Comment by mi_lk
7 hours ago
I'd really like to hear your argument about when single large PR is better than stacked PRs from both PR author and reviewers' perspectives
7 hours ago
I'd really like to hear your argument about when single large PR is better than stacked PRs from both PR author and reviewers' perspectives
Why frame this as either/or? Those aren't the only two options.
There are different types of "large" PR's. If I'm doing a 10,000 LOC refactor that's changing a method signature, that's a "large" PR, but who cares? It's the same thing being done over and over, you get a gist of the approach, do some sampling and sanity checks, check sensitive areas, and done.
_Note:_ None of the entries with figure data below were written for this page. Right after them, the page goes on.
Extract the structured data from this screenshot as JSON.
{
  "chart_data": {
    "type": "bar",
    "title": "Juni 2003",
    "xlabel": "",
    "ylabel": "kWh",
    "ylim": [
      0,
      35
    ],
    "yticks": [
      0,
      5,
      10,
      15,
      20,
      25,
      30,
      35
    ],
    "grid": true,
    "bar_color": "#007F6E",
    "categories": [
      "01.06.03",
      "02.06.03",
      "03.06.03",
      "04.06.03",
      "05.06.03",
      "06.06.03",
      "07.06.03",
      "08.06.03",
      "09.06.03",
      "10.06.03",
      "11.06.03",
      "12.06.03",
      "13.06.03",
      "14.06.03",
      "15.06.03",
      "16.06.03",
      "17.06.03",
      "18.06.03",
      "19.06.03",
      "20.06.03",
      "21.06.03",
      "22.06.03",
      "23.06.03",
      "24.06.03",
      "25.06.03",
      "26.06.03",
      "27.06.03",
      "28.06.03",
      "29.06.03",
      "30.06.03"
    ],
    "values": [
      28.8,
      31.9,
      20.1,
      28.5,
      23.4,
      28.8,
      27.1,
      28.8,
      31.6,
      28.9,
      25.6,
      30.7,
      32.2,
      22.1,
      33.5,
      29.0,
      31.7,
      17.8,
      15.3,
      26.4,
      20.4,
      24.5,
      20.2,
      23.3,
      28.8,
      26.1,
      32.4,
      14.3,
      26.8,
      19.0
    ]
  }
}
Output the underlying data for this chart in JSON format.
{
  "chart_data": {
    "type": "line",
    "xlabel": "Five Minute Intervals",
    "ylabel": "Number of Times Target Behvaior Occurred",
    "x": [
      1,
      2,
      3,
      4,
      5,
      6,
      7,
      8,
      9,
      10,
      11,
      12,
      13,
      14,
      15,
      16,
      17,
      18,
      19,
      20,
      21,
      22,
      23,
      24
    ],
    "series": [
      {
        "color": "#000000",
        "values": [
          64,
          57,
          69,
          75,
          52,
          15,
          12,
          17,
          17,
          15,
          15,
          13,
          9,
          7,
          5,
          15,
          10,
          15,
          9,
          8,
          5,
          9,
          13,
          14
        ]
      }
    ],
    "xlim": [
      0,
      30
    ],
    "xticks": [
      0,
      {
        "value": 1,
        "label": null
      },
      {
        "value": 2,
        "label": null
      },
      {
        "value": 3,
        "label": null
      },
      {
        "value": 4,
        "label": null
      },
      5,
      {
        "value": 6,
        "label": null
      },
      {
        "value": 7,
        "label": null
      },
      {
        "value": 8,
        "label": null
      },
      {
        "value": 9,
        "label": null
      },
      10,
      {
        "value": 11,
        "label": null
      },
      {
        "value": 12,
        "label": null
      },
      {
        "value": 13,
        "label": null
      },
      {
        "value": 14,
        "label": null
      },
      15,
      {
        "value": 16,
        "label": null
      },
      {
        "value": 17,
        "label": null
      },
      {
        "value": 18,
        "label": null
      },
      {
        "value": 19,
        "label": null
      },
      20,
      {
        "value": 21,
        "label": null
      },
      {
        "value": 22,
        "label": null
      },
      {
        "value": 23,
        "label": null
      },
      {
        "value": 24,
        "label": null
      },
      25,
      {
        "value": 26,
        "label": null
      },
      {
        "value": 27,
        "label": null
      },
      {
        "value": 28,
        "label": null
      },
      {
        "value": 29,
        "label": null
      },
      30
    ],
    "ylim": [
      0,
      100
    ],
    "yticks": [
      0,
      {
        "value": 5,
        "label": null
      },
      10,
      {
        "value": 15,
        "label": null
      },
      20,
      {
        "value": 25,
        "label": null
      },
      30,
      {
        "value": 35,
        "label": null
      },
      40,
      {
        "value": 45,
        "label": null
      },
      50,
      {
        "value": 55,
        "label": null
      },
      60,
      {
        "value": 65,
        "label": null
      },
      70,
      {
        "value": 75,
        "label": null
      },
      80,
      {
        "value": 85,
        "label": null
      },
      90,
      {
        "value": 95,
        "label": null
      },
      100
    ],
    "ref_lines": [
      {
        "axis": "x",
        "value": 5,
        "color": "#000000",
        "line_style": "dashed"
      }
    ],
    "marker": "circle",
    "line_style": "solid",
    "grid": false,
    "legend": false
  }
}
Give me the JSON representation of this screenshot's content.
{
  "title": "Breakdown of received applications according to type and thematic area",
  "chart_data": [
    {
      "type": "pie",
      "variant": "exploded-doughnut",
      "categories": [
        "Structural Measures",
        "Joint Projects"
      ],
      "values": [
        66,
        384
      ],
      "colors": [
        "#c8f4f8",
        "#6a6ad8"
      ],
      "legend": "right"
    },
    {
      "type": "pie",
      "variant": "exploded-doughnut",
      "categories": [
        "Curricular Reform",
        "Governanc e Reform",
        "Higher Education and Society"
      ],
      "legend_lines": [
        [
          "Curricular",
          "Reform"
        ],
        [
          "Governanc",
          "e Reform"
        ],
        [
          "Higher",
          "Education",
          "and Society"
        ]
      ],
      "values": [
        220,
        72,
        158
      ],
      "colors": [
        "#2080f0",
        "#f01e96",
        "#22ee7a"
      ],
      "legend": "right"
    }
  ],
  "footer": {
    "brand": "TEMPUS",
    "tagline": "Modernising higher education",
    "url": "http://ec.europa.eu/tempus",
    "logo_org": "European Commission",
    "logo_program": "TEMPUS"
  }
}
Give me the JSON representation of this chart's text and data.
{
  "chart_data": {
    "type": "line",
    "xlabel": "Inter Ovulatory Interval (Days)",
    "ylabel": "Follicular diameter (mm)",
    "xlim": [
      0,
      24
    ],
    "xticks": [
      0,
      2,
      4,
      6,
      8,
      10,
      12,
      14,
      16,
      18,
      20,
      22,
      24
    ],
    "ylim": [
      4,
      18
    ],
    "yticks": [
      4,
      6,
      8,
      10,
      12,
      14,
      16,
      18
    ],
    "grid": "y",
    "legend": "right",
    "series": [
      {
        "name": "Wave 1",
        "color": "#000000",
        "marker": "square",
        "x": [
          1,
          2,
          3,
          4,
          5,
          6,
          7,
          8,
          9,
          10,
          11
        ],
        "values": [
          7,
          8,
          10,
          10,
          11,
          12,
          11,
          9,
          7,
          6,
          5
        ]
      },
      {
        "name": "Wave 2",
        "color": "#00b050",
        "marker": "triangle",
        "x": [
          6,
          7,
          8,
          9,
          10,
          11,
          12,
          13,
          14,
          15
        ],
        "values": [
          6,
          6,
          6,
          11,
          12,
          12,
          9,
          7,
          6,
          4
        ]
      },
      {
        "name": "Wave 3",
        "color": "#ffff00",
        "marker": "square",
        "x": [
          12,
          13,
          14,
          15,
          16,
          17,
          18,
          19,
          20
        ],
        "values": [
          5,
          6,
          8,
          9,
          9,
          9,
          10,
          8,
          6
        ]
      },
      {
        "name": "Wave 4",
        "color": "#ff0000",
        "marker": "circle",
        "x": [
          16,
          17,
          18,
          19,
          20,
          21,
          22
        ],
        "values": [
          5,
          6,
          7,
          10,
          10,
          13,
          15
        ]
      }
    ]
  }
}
If I'm doing something more complex and storied to the point it requires stacks with dependencies, then I'm questioning why I haven't split and chunked the thing into smaller PR's in the first place and having those reviewed. Ultimately the code still has to get reviewed, so often it's about reframing the mindset more than anything else. If it organizationally slows me down to the point that chunking the PR into smaller components is worse than a stacked-pr like approach, I'm not questioning the PR structure, I'm questioning why I'm being slowed down organizationally. Are my reviews not picked up fast enough? Is the automated testing situation not good enough? The answer always seems to come back to the process and not the tooling in these scenarios.
What problem does the stacked PR solve? It's so you can continue working downstream while someone else reviews your unmainlined upstream code that it depends on. If your upstream code gets mainlined at a reasonable rate, why is this even a problem to be solved? It also implies that you're only managing 1-3 major workstreams if you're getting blocked on the feature downstream which also begs the question, why are you waterfalling all of your work like this?
Fundamentally, you still have to manage the dependency issue with upstream PR's, even when you're using stacked PR's. Let's say that an upstream reviewer in your stacked PR chain needs you to change something significant. You still have to walk down that chain and update your code accordingly. Having tools to slightly make that easier is nice, but the cost benefit of being on a different opt in toolchain that requires its own learning curve is questionable.